Он сильнее прижал меня к столу. Гордость, вредность и обида за маму боролись во мне с желанием высвободиться, но ничто не побеждало, поэтому я продолжал молчать, чтобы не начать оскорблять его и не прогнуться под дедовским напором.
– Володя, ради всего святого, это же Томин сын, – послышался даже в такой ситуации спокойный голос бабы Таси. Она говорила тихо, но слова ее звучали особенно ясно и важно.
– Иди мой посуду. Это только наше с ним дело.
Дед выругался, а потом ослабил хватку. Я выпрямился и быстро выбрался из-под него. В темноте я не мог рассмотреть, остались ли у него хоть какие-то следы от моих побоев, но дышал он тяжело.
– Прогуляйся, подумай, а потом мы с тобой еще поговорим.
Я попятился назад, не выпуская деда из вида, а когда отошел на безопасное расстояние, ринулся в сторону калитки. Мне не так хотелось убежать от побоев, сколько оказаться как можно скорее где-то вдалеке от всех них.
– Гриша, подожди! – услышал я голос бабы Таси за спиной, но останавливаться я уже не стал.
Я замедлил бег только в перелеске между дачей и городом, когда миновал все дома на садовых участках и скрылся от людей. Щека больше не кровоточила, губа распухла, синяки на теле не казались пугающими. С таким же результатом я мог свалиться и с дерева. Обида не проходила, я жалел, что у меня не вышло отмутузить его хорошенько, поэтому я думал, что наша с ним война еще не закончена. Я решил выбросить его вещи из окна и пустить слух, будто бы в тюрьме его опускали.

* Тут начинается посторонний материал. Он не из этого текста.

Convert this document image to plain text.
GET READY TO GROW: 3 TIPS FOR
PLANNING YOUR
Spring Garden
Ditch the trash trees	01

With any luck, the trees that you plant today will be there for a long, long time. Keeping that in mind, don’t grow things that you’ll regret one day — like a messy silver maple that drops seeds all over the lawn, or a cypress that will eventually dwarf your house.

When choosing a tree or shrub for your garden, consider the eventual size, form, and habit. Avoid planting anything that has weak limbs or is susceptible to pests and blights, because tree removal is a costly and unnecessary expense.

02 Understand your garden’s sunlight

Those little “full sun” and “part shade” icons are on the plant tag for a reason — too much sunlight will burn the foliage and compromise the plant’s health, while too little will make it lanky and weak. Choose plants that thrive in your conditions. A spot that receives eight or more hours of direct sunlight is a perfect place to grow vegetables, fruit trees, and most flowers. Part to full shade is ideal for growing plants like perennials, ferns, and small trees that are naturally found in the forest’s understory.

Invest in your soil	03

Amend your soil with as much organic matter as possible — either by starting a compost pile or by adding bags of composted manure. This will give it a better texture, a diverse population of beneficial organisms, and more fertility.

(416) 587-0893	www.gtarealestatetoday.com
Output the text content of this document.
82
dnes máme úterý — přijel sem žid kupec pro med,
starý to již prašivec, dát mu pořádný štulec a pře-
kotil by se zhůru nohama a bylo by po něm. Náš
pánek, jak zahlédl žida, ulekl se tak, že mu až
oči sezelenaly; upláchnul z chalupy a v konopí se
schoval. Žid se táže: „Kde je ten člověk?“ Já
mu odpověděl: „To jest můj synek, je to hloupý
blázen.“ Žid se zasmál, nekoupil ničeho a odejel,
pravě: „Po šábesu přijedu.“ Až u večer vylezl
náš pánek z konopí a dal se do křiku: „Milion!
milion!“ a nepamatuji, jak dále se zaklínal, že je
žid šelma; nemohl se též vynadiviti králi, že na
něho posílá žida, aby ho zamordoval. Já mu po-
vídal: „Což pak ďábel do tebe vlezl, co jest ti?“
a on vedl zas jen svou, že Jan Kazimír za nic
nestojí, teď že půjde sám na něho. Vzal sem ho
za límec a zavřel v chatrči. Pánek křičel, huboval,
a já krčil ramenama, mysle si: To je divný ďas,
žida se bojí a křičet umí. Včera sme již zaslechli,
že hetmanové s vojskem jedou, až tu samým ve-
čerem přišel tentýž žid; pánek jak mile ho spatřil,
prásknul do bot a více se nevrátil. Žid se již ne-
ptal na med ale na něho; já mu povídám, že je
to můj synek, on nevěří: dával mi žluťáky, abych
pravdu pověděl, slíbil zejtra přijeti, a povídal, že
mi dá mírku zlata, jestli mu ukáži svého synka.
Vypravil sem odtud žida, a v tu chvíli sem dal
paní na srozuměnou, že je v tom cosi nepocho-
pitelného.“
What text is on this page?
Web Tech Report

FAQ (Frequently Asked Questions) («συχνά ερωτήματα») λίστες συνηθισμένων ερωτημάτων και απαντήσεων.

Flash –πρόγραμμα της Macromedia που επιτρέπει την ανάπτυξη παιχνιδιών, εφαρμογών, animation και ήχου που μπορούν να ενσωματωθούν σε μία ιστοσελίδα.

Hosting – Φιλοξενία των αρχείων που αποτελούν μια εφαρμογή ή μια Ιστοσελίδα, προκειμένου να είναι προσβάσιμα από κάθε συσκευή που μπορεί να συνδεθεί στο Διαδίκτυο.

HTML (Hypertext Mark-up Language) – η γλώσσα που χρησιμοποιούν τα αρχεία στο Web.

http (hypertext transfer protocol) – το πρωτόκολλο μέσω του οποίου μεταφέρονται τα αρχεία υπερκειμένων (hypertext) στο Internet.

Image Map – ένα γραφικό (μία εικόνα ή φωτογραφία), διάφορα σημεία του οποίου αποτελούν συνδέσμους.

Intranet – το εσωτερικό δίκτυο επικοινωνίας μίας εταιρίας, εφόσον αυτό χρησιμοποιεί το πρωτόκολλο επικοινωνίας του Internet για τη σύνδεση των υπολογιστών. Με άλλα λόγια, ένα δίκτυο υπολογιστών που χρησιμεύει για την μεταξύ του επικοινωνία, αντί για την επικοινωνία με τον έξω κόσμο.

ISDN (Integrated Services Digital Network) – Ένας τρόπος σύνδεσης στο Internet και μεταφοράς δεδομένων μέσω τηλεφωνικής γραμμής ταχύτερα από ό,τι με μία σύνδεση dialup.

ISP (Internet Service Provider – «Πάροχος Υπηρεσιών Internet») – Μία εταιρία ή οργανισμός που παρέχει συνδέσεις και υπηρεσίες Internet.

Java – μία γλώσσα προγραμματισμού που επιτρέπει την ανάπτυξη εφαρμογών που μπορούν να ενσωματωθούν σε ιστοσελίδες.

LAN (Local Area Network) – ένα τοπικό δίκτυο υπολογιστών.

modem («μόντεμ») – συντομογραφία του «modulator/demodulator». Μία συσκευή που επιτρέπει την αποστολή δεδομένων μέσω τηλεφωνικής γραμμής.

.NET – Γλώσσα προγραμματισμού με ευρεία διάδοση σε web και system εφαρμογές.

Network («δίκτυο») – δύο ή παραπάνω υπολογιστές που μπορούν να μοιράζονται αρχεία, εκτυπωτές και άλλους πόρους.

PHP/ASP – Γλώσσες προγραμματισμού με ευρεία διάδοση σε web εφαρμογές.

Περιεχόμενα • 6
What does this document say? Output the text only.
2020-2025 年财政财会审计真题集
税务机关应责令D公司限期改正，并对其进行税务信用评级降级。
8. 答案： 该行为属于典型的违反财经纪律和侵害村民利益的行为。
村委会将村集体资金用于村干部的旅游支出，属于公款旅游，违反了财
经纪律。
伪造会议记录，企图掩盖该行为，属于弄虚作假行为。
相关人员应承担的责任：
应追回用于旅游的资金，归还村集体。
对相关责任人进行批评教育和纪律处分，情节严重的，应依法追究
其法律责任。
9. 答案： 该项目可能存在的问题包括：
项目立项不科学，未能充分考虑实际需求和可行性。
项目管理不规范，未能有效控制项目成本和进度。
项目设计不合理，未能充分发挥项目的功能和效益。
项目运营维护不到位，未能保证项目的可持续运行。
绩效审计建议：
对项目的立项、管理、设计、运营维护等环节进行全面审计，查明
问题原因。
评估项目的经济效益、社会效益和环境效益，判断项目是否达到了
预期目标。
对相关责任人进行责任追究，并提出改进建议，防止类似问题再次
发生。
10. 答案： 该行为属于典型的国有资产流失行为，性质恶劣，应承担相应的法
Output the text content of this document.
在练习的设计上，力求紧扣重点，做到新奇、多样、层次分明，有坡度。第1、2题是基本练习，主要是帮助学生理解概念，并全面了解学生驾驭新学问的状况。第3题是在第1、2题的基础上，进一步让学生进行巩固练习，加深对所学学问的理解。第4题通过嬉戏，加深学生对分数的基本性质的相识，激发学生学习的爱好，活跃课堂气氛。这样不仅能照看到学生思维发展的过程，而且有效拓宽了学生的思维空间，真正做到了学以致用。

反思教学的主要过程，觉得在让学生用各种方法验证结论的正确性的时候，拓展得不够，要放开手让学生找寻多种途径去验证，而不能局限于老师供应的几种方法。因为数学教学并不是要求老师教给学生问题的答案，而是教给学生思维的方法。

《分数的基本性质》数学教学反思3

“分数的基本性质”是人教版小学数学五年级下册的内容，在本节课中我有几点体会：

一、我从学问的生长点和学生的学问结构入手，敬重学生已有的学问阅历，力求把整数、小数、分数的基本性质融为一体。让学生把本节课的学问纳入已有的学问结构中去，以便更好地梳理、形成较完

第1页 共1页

Но домой идти не хотелось. Я знал, что если бы я пришел к Боре, каждый бы, кого я встретил в квартире, поворчал по поводу моего позднего визита, но никто бы не стал меня выгонять. Мне не составило бы труда и остаться у него ночевать, и вытащить его гулять на всю ночь. Но оказалось, не он был нужен мне сейчас. Я повернул к Надиному дому.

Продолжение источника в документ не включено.